To add some thoughts to Peter's discussion...

In game design speed is definitely of the utmost importance since a visual game is basically a UI that is time-sensitive (unlike nearly any other type of software). It's usual to implement some slow data mechanism, typically an internet service DB for things like profile and history, then an internet comms module (multiplayer etc.), normal SQLite style DB for local data and on top of that a quick-lookup cache DB for anything that the UI will need rapidly.

The reason the cache needs to exist is that DB's are slow in game terms. They spend their time and 50% of their code to ensure your transaction is SAFE and ACCURATE rather than Quick (which is a MUST for any normal application, but we really don't care about much in games). A lookup list or pointer dictionary is a far better way to access your speedy info - but not the best way to access ALL your info, so the best system usually turns out to be some hybrid setup.

Sadly there is no off-the-shelf guaranteed best hybridization (that I know of), you will have to use the best way that is memory and space efficient, and where that falls short in retrieving timing, cache the items that are needed quicker. It's a process. We usually start out with a good DB engine (SQLite always in our case) and a good caching engine (which we route through the same dispatcher so that development of the downstream parts are oblivious and unaffected by how the data arrives), and then move things over between these systems as needed.

One accidental side-effect of using sqlite as much as possible is that over the last ~15 years games/apps using sqlite have gotten faster by no effort of ours, but by the mere virtue of sqlite code itself doubling in speed every 10 years or so. That's an amazing benefit.

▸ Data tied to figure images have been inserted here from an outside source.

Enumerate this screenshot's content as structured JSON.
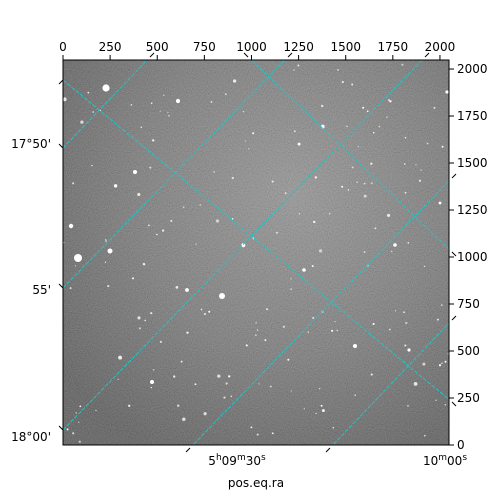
{
  "chart_data": {
    "type": "heatmap",
    "image_kind": "astronomical grayscale image with WCS coordinate grid overlay",
    "x_pixel_axis": {
      "ticks": [
        0,
        250,
        500,
        750,
        1000,
        1250,
        1500,
        1750,
        2000
      ],
      "range": [
        0,
        2048
      ]
    },
    "y_pixel_axis": {
      "ticks": [
        0,
        250,
        500,
        750,
        1000,
        1250,
        1500,
        1750,
        2000
      ],
      "range": [
        0,
        2048
      ]
    },
    "dec_ticks": [
      {
        "label": "17°50'",
        "value": 17.8333
      },
      {
        "label": "55'",
        "value": 17.9167
      },
      {
        "label": "18°00'",
        "value": 18.0
      }
    ],
    "ra_ticks": [
      {
        "label": "5h09m30s",
        "hms": [
          "5",
          "h",
          "09",
          "m",
          "30",
          "s"
        ]
      },
      {
        "label": "10m00s",
        "hms": [
          "10",
          "m",
          "00",
          "s"
        ]
      }
    ],
    "xlabel": "pos.eq.ra",
    "ylabel": "",
    "colormap": "gray",
    "grid": true,
    "grid_color": "#20c5c5",
    "grid_style": "dashed"
  }
}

On 2018/01/18 2:41 AM, petern wrote:
FYI. 2D/3D game usability is extremely sensitive to response time.  A stock
in-memory SQLite database with plenty of memory is still too slow for
tracking the state of an interactive graphical game especially on portable
grade cpus.  Any practical realtime video game using SQLite is probably
doing so only to save and restore the game board between games.   The
actual game time logic and player movements are entirely coordinated by a
custom engine which interfaces directly between highly optimized in-memory
data structures and the graphics library.   The equivalent loop in SQLite
would be a statement that has already been prepared and is receiving rows
from the database without interruption for the entire game duration.
Without heavy rework of the whole database concept, that simply can't work
because a statement's results are isolated from subsequent model changes
while result rows are being read.   Even a cursory look into production
quality video game development will tell you that a database is the wrong
technology to base a video game engine on.